Reputation: 4993
In R, I use cov2cor()
to calculate a correlation matrix like:
A,B,C,...
A 1,0.5,0.2,...
B 0.5,1,0.4,...
C 0.2,0.4,1,...
...
How can I reshape the matrix so that the columns are stacked in rows like:
X,Y,Correlation
A,B,0.5,
A,C,0.2,
...
B,C,0.4,
...
Remind that A,A
s are excluded, and A,B
B,A
are treated as duplicates so that one are excluded.
Is there an easy way to implement this?
Upvotes: 3
Views: 2865
Reputation:
The functions that you need are:
lower.tri {base} : This will allow you to take the correlation matrix and set the upper/lower triangle to NAs as well as exclude the diagonal. This will take care of the duplicate corr values i.e.,only one of these will be retained. cor(A,C)=cor(C,A)
melt{reshape2}: This will take the lower/upper triangle and melt it into a table with only three columns. The 3rd column will have the correlation between variable in col1 & col2.

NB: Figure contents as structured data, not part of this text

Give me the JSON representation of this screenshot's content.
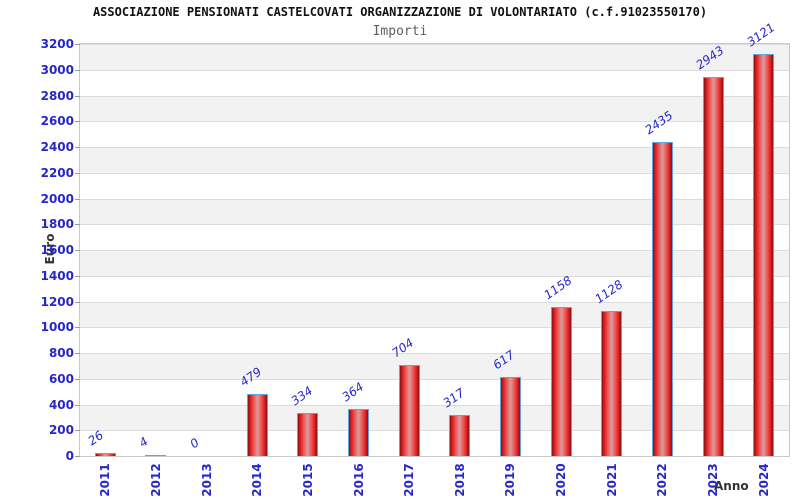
{
  "header": {
    "title": "ASSOCIAZIONE PENSIONATI CASTELCOVATI ORGANIZZAZIONE DI VOLONTARIATO (c.f.91023550170)",
    "subtitle": "Importi"
  },
  "chart_data": {
    "type": "bar",
    "title": "ASSOCIAZIONE PENSIONATI CASTELCOVATI ORGANIZZAZIONE DI VOLONTARIATO (c.f.91023550170)",
    "subtitle": "Importi",
    "categories": [
      "2011",
      "2012",
      "2013",
      "2014",
      "2015",
      "2016",
      "2017",
      "2018",
      "2019",
      "2020",
      "2021",
      "2022",
      "2023",
      "2024"
    ],
    "values": [
      26,
      4,
      0,
      479,
      334,
      364,
      704,
      317,
      617,
      1158,
      1128,
      2435,
      2943,
      3121
    ],
    "xlabel": "Anno",
    "ylabel": "Euro",
    "ylim": [
      0,
      3200
    ],
    "ytick_step": 200,
    "grid": "horizontal gridlines every 200 with alternating gray/white bands",
    "legend_position": "none",
    "bar_labels_rotated": true,
    "x_labels_rotated_90": true
  },
  "colors": {
    "tick_label": "#2626c9",
    "value_label": "#2626c9",
    "bar_border": "#62a5dc",
    "bar_dark_red": "#8f0e0e",
    "bar_red": "#ee4444",
    "bar_highlight": "#dc9b9b",
    "band_gray": "#f2f2f2",
    "gridline": "#dcdcdc",
    "plot_border": "#c9c9c9",
    "title_color": "#111111",
    "subtitle_color": "#5f5f5f",
    "axis_title_color": "#333333"
  }
}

is.na{Matrix}: Use this to remove rows where the 3rd column is NA
.
Update: @KunRen has suggesed na.omit{base}
as a better alternative to is.na
which I agree with.
A sample solution would be like the following:
system.time(correlations<-cor(mydata,use="pairwise.complete.obs"))#get correlation matrix
upperTriangle<-upper.tri(correlations, diag=F) #turn into a upper triangle
correlations.upperTriangle<-correlations #take a copy of the original cor-mat
correlations.upperTriangle[!upperTriangle]<-NA#set everything not in upper triangle o NA
correlations_melted<-na.omit(melt(correlations.upperTriangle, value.name ="correlationCoef")) #use melt to reshape the matrix into triplets, na.omit to get rid of the NA rows
colnames(correlations_melted)<-c("X1", "X2", "correlation")
Upvotes: 7